International Olympic Committee (IOC) press chief Kevan Gosper said earlier this week that some IOC officials had made a deal to let China block sensitive websites to the media, even though free access to the internet had been guaranteed.

Angry journalists complained that they had slower bandwidth than in Sydney in 2000.

Then, yesterday, the Beijing organisers appeared to backtrack, saying access would be unrestricted. It's not quite unrestricted, and the lifting of the ban only applies in Beijing, it seems.

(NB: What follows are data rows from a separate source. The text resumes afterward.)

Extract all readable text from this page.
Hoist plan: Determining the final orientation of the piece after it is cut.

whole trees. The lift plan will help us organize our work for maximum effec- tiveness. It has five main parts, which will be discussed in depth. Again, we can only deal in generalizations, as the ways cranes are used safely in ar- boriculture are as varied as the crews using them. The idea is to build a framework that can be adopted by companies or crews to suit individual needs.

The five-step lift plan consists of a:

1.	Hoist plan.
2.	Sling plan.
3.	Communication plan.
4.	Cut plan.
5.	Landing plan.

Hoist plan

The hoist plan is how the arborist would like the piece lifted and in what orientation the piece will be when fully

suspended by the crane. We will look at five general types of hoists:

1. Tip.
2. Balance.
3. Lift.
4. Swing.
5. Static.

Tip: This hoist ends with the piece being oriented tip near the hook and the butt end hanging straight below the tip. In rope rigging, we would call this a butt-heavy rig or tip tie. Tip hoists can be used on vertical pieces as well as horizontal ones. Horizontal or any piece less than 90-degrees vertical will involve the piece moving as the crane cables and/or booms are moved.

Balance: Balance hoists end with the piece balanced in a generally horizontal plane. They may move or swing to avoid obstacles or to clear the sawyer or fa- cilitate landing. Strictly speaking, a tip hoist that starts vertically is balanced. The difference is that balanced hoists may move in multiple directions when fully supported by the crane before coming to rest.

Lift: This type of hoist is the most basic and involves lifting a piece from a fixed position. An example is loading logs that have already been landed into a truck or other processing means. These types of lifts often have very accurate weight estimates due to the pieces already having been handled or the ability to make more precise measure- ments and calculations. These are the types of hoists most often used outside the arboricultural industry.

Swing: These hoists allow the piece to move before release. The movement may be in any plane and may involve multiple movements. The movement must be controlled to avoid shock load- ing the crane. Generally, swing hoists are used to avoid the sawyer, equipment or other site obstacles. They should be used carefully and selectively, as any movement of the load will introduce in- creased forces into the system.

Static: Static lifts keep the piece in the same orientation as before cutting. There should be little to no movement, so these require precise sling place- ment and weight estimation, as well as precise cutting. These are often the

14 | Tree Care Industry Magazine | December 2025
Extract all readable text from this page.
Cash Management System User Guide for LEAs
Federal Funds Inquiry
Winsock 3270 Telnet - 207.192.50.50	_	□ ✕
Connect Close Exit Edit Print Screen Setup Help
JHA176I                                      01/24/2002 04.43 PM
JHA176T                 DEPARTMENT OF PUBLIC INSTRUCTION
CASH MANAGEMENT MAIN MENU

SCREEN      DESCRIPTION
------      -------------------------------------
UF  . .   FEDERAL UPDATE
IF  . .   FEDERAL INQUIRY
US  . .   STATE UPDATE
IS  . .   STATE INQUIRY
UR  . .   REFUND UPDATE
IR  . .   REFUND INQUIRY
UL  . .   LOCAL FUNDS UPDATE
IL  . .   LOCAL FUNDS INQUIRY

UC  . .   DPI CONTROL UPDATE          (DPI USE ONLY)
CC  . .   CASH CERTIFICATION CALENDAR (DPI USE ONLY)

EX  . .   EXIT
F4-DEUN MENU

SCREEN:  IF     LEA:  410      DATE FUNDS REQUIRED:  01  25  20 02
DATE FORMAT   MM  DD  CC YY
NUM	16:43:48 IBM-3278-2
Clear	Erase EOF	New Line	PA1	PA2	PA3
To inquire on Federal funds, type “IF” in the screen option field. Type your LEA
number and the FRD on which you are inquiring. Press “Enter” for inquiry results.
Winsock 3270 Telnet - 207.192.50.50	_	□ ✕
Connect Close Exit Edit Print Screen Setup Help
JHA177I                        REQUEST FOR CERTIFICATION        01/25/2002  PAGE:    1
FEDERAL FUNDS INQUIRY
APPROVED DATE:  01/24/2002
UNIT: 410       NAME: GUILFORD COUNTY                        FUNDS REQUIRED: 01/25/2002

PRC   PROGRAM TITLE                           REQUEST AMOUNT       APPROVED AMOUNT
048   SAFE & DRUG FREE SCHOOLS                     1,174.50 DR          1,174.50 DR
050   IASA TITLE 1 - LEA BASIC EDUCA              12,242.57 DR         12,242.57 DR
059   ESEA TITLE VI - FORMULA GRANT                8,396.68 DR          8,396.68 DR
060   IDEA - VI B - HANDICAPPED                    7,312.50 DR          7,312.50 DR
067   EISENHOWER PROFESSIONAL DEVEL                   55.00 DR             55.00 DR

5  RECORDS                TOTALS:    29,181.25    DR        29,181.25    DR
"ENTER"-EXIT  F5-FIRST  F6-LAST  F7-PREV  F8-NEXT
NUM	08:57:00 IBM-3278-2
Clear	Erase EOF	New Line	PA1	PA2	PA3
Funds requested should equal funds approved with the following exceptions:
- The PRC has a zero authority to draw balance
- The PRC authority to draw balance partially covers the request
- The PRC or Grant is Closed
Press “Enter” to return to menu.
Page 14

By yesterday evening the Amnesty International website could be accessed, as could Human Rights Watch, Radio Free Asia, Reporters Without Borders and the Mandarin service of the BBC, but the search term "Falun Gong" was blocked, as were sites linked to Chinese dissidents, the Tibetan government-in-exile and sites with information on the 1989 Tiananmen massacre.

China's Foreign Correspondents' Club welcomed the partial lifting of restrictions on several previously blocked websites in Olympic media areas, but said it remained concerned that access was inconsistent and many internet sites remained off limits.

Amnesty International's Irish section repeated its call on the Government to raise its voice publicly for human rights in China and in support of individual Chinese human rights activists.

Mr Hu urged the international media not to politicise an Olympics that many hadve hoped would lead the country of 1.3 billion people on a path toward greater political reform to match years of growth that hasve made it the world's fourth-largest economy.

"I don't think that politicising the Olympic Games will do anything good to addressing any of the issues," Mr Hu said.